In several regions of the world, including the US, India, and Europe, proposals are being made to create a stricter legal framework for big tech companies, both in terms of anti-trust law and platforms’ liability over illegal hate speech. These companies are very often depicted as the “Tech Giants/Titans” posing a threat to countries’ sovereignty that therefore need to be regulated. This essay aims first to challenge this view, and then to show why regulation, as presently envisioned, is not tailored to safeguard human rights including the right to privacy and freedom of expression. Finally, alternatives to our current model will be analyzed.

Private empires are not new

In the first place, it should be identified in what way some tech companies have shaped our political economies to be labeled as “Tech Giants”. The Open Systems Interconnection model (OSI) sets seven layers according to which a telecommunication system is organized, from the physical layer (first layer) that corresponds to the electrical, logical and physical characteristics of the system, like the type of cable used, to the application layer (seventh layer), the closest layer to the final user, that interacts directly with users’ data and software applications that implement a communicating component. Because historically companies operating in the first layers were government monopolies in many countries, the links with the state on that level are still strong. At layer 7, the situation is different insofar that tech companies have transformed the organization of some industries states had long cooperated with, for example in the retail, advertising, and publishing sectors. As known, layer-7 companies rely on data collection to make profit.

In this regard, the evolution in authoritarian states is very interesting; at the beginning of the Internet era, governments in these states have feared internet platforms and adopted a strategy of information scarcity by censoring content and blocking access. Then, they realized that these technologies could offer a great potential to control and influence their population and started taking advantage of all the information and data collected on their citizens to consolidate their power and social control (ex: China). In other words, if layer-7 companies have disrupted political economies, the power to control them still lies in the hands of states.

Insofar, the comparison between powerful tech companies from today and oil multinationals in the past is interesting (see: https://www.nytimes.com/2020/08/31/technology/big-oil-faded-will-big-tech.html). Indeed, in both cases, we deal with a model in which big companies rule the economy and the stock market, influence anti-trust law, and have an impact on public opinion (big oil firms like Exxon had an impact on climate change views like tech companies influence political opinions of voters on today’s platforms). In this model, states cooperate with the private empires, e.g. business interests of oil companies determine foreign policy and diplomacy in the Middle East or the collaboration between governments and tech in the pandemic context (see: https://www.orfonline.org/expert-speak/treading-the-unusual-alliance-between-big-tech-and-the-government-post-covid-19-74472/)

Why regulation is not the solution and what are the alternatives

For a few years now, political actors in democracies have been trying to legally frame layer-7 companies, especially the European Union first with the GDPR, and now the DSA as well as the DMA. Though the political intentions go in the right direction, to better protect the right to privacy and to fight against manipulation and hate speech online, (over)regulation does not seem to achieve this end.
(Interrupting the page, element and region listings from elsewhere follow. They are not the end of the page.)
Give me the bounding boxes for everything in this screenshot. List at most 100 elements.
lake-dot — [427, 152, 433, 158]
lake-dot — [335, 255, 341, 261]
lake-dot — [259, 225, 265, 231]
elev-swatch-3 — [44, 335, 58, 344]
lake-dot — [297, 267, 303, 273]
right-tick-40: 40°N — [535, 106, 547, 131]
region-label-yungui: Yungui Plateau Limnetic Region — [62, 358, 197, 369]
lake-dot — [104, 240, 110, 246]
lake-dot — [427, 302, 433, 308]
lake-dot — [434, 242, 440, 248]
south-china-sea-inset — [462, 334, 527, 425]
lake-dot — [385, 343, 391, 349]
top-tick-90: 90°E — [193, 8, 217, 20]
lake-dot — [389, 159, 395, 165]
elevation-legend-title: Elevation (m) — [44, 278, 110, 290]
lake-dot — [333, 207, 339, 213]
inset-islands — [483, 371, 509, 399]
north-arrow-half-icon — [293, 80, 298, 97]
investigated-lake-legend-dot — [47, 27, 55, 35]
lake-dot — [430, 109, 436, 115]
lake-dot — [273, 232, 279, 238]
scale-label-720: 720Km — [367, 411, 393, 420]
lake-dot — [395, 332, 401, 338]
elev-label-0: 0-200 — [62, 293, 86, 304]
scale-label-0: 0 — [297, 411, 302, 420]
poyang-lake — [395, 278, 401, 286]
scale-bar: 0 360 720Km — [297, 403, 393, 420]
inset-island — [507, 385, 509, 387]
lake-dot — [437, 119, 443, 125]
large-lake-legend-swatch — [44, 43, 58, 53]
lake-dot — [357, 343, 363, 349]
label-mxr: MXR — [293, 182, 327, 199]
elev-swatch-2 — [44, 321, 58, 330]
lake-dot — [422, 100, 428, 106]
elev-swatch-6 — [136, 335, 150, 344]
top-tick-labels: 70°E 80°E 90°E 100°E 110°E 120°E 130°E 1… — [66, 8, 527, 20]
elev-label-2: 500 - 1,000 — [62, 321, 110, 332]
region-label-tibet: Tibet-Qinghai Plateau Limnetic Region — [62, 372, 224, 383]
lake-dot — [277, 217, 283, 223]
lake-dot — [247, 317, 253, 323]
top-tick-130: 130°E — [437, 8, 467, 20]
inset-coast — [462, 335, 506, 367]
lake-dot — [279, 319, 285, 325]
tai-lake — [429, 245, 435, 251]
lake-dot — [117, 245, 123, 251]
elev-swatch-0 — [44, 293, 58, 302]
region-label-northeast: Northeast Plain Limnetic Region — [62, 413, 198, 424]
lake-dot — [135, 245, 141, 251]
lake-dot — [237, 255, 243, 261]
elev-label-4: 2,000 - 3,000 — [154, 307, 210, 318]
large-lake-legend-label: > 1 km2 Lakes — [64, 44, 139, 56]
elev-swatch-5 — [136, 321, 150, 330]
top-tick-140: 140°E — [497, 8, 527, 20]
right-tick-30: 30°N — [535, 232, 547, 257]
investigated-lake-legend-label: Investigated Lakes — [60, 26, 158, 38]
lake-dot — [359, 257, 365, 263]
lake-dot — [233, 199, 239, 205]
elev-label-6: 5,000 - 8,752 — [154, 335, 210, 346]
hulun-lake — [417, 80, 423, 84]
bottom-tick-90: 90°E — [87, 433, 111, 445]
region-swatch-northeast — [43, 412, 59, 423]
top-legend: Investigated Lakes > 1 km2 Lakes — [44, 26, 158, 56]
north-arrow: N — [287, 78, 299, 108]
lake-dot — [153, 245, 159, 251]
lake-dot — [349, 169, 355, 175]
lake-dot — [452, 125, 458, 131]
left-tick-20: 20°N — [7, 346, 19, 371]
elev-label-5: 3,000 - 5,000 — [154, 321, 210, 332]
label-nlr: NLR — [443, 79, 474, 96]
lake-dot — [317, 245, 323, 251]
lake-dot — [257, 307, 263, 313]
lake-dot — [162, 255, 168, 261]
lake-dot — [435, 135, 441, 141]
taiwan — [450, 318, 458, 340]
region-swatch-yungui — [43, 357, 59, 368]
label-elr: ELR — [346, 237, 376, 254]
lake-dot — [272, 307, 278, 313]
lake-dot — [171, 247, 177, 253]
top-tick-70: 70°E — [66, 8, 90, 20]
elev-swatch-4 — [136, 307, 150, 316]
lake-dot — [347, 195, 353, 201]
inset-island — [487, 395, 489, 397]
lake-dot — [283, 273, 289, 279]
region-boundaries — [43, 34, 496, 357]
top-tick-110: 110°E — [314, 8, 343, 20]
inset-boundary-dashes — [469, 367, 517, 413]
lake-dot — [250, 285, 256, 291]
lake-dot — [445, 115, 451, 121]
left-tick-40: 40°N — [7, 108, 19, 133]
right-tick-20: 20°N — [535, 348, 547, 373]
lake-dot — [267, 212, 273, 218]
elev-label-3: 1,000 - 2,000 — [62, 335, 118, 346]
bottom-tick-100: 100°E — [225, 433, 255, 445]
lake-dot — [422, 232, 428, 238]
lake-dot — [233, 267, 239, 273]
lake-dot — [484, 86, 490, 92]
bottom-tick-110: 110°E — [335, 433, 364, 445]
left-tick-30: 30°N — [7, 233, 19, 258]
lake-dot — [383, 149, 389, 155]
Indeed, the solution proposed has simply the effect of moving the hegemony from the private sector (the tech companies) to the public sector (the executive and judiciary powers) to a certain extent. Anyhow, it still favors a centralized system with opaque software; yet having one entity in possession of user’s data, be it public or private, cannot be the solution.

Instead, platforms that rely on a free and open-source software and a decentralized governance should be promoted and implemented. Only that way can we ensure that user data remains truly private and can we prevent users from being manipulated by sponsored and targeted political content. These alternatives have existed for a few years now, like Diaspora, MeWe? or Mastodon, three platforms that use an open-source software and that propose to join or create pods (small communities of people who share similar interests). Yet, the deployment of these solutions is not preferred by governments. Since it would become much more complicated for them to extract specific data when needed (in criminal matters for example) if data privacy is really respected and if tech actors become fragmented, they are not pushing for this alternative path. This leaves only one option: society-rooted activism and mass education (from an early age).